ViewActivated

Sep 28, 2011 at 7:32 PM

The IViewAwareStatus.ViewActivated Action is not called by default. (ony for Unittest?)

At wich point can I call this?

( e.g. to refresh data, if a existing view is activated via a tabbed interface)

Regardfs,

-christoph

Coordinator
Sep 29, 2011 at 8:36 AM
Edited Sep 29, 2011 at 8:37 AM

IViewAwareStatus.ViewActivated is only applicable to Window type objects. I have just checked the code and it is correct. I think in this case your understanding is incorrect. That event from the IViewAwareStatus service is ONLY ever going to be fired for Window when its Activated (which is one of the standard Window events).

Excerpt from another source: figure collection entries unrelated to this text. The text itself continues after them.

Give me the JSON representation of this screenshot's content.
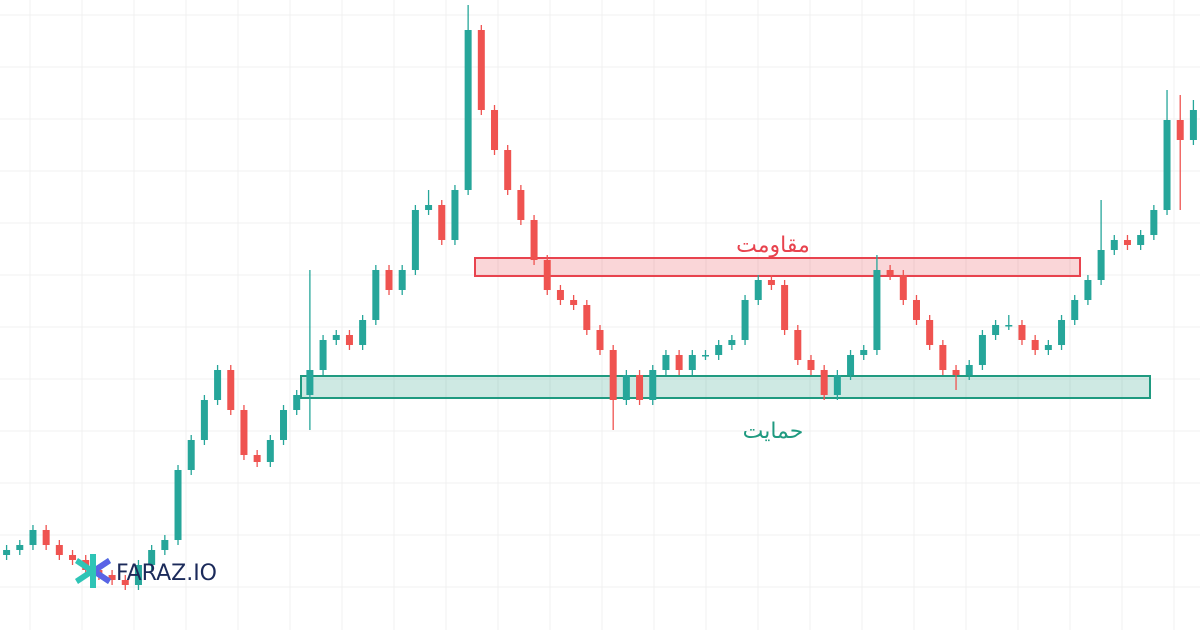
{
  "chart_data": {
    "type": "candlestick",
    "up_color": "#26a69a",
    "down_color": "#ef5350",
    "open": [
      75,
      80,
      85,
      100,
      85,
      75,
      70,
      60,
      55,
      50,
      45,
      65,
      80,
      90,
      160,
      190,
      230,
      260,
      220,
      175,
      168,
      190,
      220,
      235,
      260,
      290,
      295,
      285,
      310,
      360,
      340,
      360,
      420,
      425,
      390,
      440,
      600,
      520,
      480,
      440,
      410,
      370,
      340,
      330,
      325,
      300,
      280,
      230,
      255,
      230,
      260,
      275,
      260,
      275,
      275,
      285,
      290,
      330,
      350,
      345,
      300,
      270,
      260,
      235,
      255,
      275,
      280,
      360,
      355,
      330,
      310,
      285,
      260,
      255,
      265,
      295,
      305,
      305,
      290,
      280,
      285,
      310,
      330,
      350,
      380,
      390,
      385,
      395,
      420,
      510,
      490
    ],
    "high": [
      85,
      90,
      105,
      105,
      90,
      80,
      75,
      65,
      60,
      55,
      70,
      85,
      95,
      165,
      195,
      235,
      265,
      265,
      225,
      180,
      195,
      225,
      240,
      360,
      295,
      300,
      300,
      315,
      365,
      365,
      365,
      425,
      440,
      430,
      445,
      625,
      605,
      525,
      485,
      445,
      415,
      375,
      345,
      335,
      330,
      305,
      285,
      260,
      260,
      265,
      280,
      280,
      280,
      280,
      290,
      295,
      335,
      355,
      355,
      350,
      305,
      275,
      265,
      260,
      280,
      285,
      375,
      365,
      360,
      335,
      315,
      290,
      265,
      270,
      300,
      310,
      315,
      310,
      295,
      290,
      315,
      335,
      355,
      430,
      395,
      395,
      400,
      425,
      540,
      535,
      530
    ],
    "low": [
      70,
      75,
      80,
      80,
      70,
      65,
      55,
      50,
      45,
      40,
      40,
      60,
      75,
      85,
      155,
      185,
      225,
      215,
      170,
      163,
      163,
      185,
      215,
      200,
      255,
      285,
      280,
      280,
      305,
      335,
      335,
      355,
      415,
      385,
      385,
      435,
      515,
      475,
      435,
      405,
      365,
      335,
      325,
      320,
      295,
      275,
      200,
      225,
      225,
      225,
      255,
      255,
      255,
      270,
      270,
      280,
      285,
      325,
      340,
      295,
      265,
      255,
      230,
      230,
      250,
      270,
      275,
      350,
      325,
      305,
      280,
      255,
      240,
      250,
      260,
      290,
      300,
      285,
      275,
      275,
      280,
      305,
      325,
      345,
      375,
      380,
      380,
      390,
      415,
      420,
      485
    ],
    "close": [
      80,
      85,
      100,
      85,
      75,
      70,
      60,
      55,
      50,
      45,
      65,
      80,
      90,
      160,
      190,
      230,
      260,
      220,
      175,
      168,
      190,
      220,
      235,
      260,
      290,
      295,
      285,
      310,
      360,
      340,
      360,
      420,
      425,
      390,
      440,
      600,
      520,
      480,
      440,
      410,
      370,
      340,
      330,
      325,
      300,
      280,
      230,
      255,
      230,
      260,
      275,
      260,
      275,
      275,
      285,
      290,
      330,
      350,
      345,
      300,
      270,
      260,
      235,
      255,
      275,
      280,
      360,
      355,
      330,
      310,
      285,
      260,
      255,
      265,
      295,
      305,
      305,
      290,
      280,
      285,
      310,
      330,
      350,
      380,
      390,
      385,
      395,
      420,
      510,
      490,
      520
    ],
    "zones": [
      {
        "label": "مقاومت",
        "low": 354,
        "high": 372,
        "color": "#e8434e"
      },
      {
        "label": "حمایت",
        "low": 232,
        "high": 254,
        "color": "#1f9a80"
      }
    ],
    "logo": "FARAZ.IO"
  }
}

See this link : http://msdn.microsoft.com/en-us/library/system.windows.window.activated.aspx

 

 

In the types of apps I mainly do there is only 1 window (ie the shell). This event has nothing to do with selection of a view becoming active. If you want that behaviour, you will have to roll your own attached behaviour to deal with that.

 

Hope that answers you query

Sep 29, 2011 at 9:35 AM

Hi Sacha,

ok.

Have you any tip how I can implement this (De-)Activated-behavior for the Cinch-Workspaces?

Coordinator
Sep 29, 2011 at 10:04 AM

I guess you would have to create a blend behaviour that targetted tabcontrol (so basically selector), and listened for selectionchanged event. Then when that happened you would need to find the tabcontrols content, and get the VM for that and then call a command in it which would tell you something about the active View.

 

Sep 29, 2011 at 2:32 PM
Edited Sep 29, 2011 at 2:57 PM

Good idea!

I found the event in your Demo-App, and expand this:

 

        /// update the visible child in the ItemsHolder
        protected override void OnSelectionChanged(SelectionChangedEventArgs e)
        {
            base.OnSelectionChanged(e);
            UpdateSelectedItem();
            // new
            var cp = FindChildContentPresenter(GetSelectedTabItem());
            var ws = (WorkspaceData)cp.Content;
            var vm = (ViewModelBase)ws.ViewModelInstance;
            vm.OnViewActivated();     // new in ViewModelBase
        }

Is this a good way?

Coordinator
Sep 30, 2011 at 8:42 AM

Yeah I think that is exactly what you want